Ya, seingat saya. Karena pelajaran biologi hanya saya dapatkan di SMP sampai semester pertama kelas satu SMA sebelum penjurusan, lalu saya memilih IPS. Sebelum penjurusan pula saya mengenal kimia dan fisika namun tak paham dan lupa. Istilah vektor yang saya kenal setelah bekerja adalah di dunia grafis.
Meskipun sudah menuju senja tetap saya potret tumbuhan itu — ya, bukan tanaman karena tak saya tanam. Lalu saya cocokkan ke aplikasi berbasis AI. Benar, itu paku-pakuan atau pakis rem cina (Pteris vittata). Antara lupa dan ingat, dalam taksonomi jika ditarik ke himpunan yang lebih besar akan bersua divisi Pteridophyta. Lalu saya pun teringat Gibran Rakabuming.
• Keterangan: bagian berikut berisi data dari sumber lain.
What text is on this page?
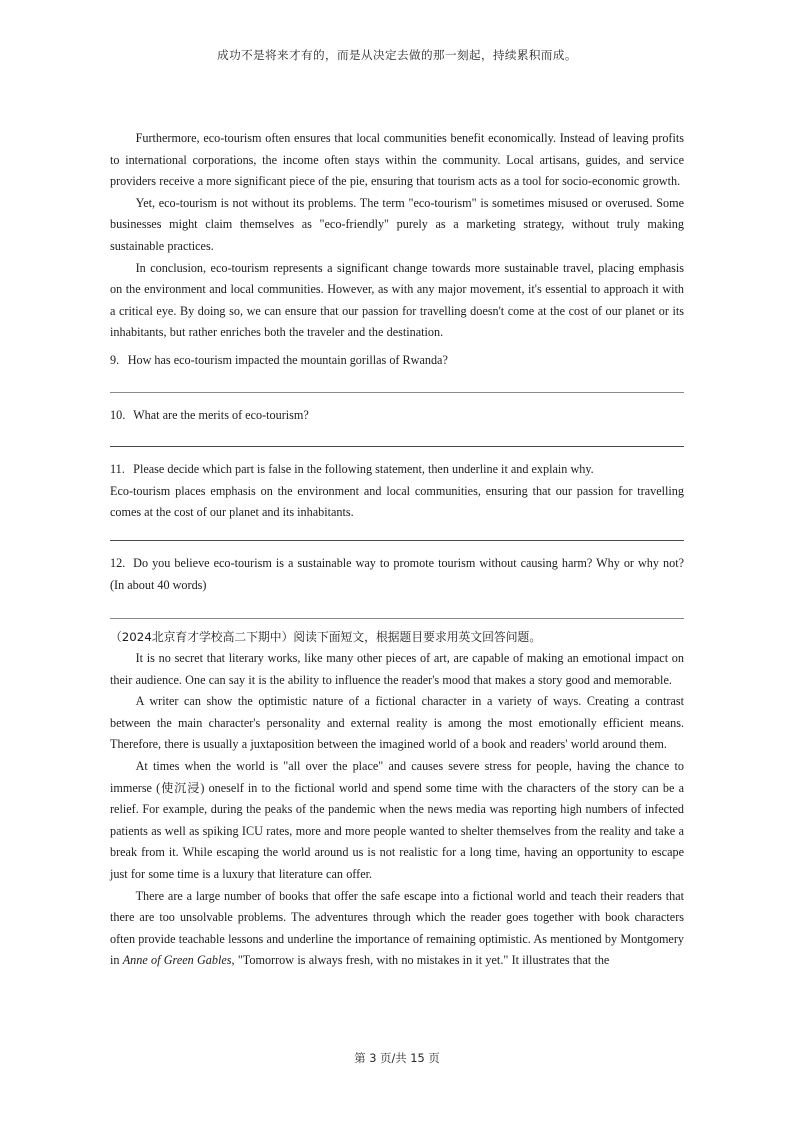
成功不是将来才有的，而是从决定去做的那一刻起，持续累积而成。

Furthermore, eco-tourism often ensures that local communities benefit economically. Instead of leaving profits to international corporations, the income often stays within the community. Local artisans, guides, and service providers receive a more significant piece of the pie, ensuring that tourism acts as a tool for socio-economic growth.

Yet, eco-tourism is not without its problems. The term "eco-tourism" is sometimes misused or overused. Some businesses might claim themselves as "eco-friendly" purely as a marketing strategy, without truly making sustainable practices.

In conclusion, eco-tourism represents a significant change towards more sustainable travel, placing emphasis on the environment and local communities. However, as with any major movement, it's essential to approach it with a critical eye. By doing so, we can ensure that our passion for travelling doesn't come at the cost of our planet or its inhabitants, but rather enriches both the traveler and the destination.

9. How has eco-tourism impacted the mountain gorillas of Rwanda?

10. What are the merits of eco-tourism?

11. Please decide which part is false in the following statement, then underline it and explain why.

Eco-tourism places emphasis on the environment and local communities, ensuring that our passion for travelling comes at the cost of our planet and its inhabitants.

12. Do you believe eco-tourism is a sustainable way to promote tourism without causing harm? Why or why not? (In about 40 words)

（2024北京育才学校高二下期中）阅读下面短文，根据题目要求用英文回答问题。

It is no secret that literary works, like many other pieces of art, are capable of making an emotional impact on their audience. One can say it is the ability to influence the reader's mood that makes a story good and memorable.

A writer can show the optimistic nature of a fictional character in a variety of ways. Creating a contrast between the main character's personality and external reality is among the most emotionally efficient means. Therefore, there is usually a juxtaposition between the imagined world of a book and readers' world around them.

At times when the world is "all over the place" and causes severe stress for people, having the chance to immerse (使沉浸) oneself in to the fictional world and spend some time with the characters of the story can be a relief. For example, during the peaks of the pandemic when the news media was reporting high numbers of infected patients as well as spiking ICU rates, more and more people wanted to shelter themselves from the reality and take a break from it. While escaping the world around us is not realistic for a long time, having an opportunity to escape just for some time is a luxury that literature can offer.

There are a large number of books that offer the safe escape into a fictional world and teach their readers that there are too unsolvable problems. The adventures through which the reader goes together with book characters often provide teachable lessons and underline the importance of remaining optimistic. As mentioned by Montgomery in Anne of Green Gables, "Tomorrow is always fresh, with no mistakes in it yet." It illustrates that the

第 3 页/共 15 页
Gibran, si cawapres itu, diperolok karena dua kali salah sebut asam folat sebagai asam laktat. Malang nian itu anak. Saya pun dapat salah sebut bahkan lebih jauh tak paham perbedaan kedua asam itu ditambah asam sulfat atau sekalian asam laknat. Saya punya dalih karena saya dari IPS.
Misalnya saya dari IPA? Bisa saja saya salah sebut. Atau lupa. Dalam kasus Gibran, dia sudah minta maaf, dengan terlebih dahulu menanya wartawan apa istilah yang benar. Namun sampai malam ini ejekan di X belum usai.
2 Comments
Mesakke mase itu, jadi bulan-bulanan terooooos.
Kontestasi politik yang panas membuat orang sulit adil terhadap pujaan maupun lawan. Terhadap pujaan mudah memaafkan. Terhadap lawan, luka hampir kering pun ditoreh terus.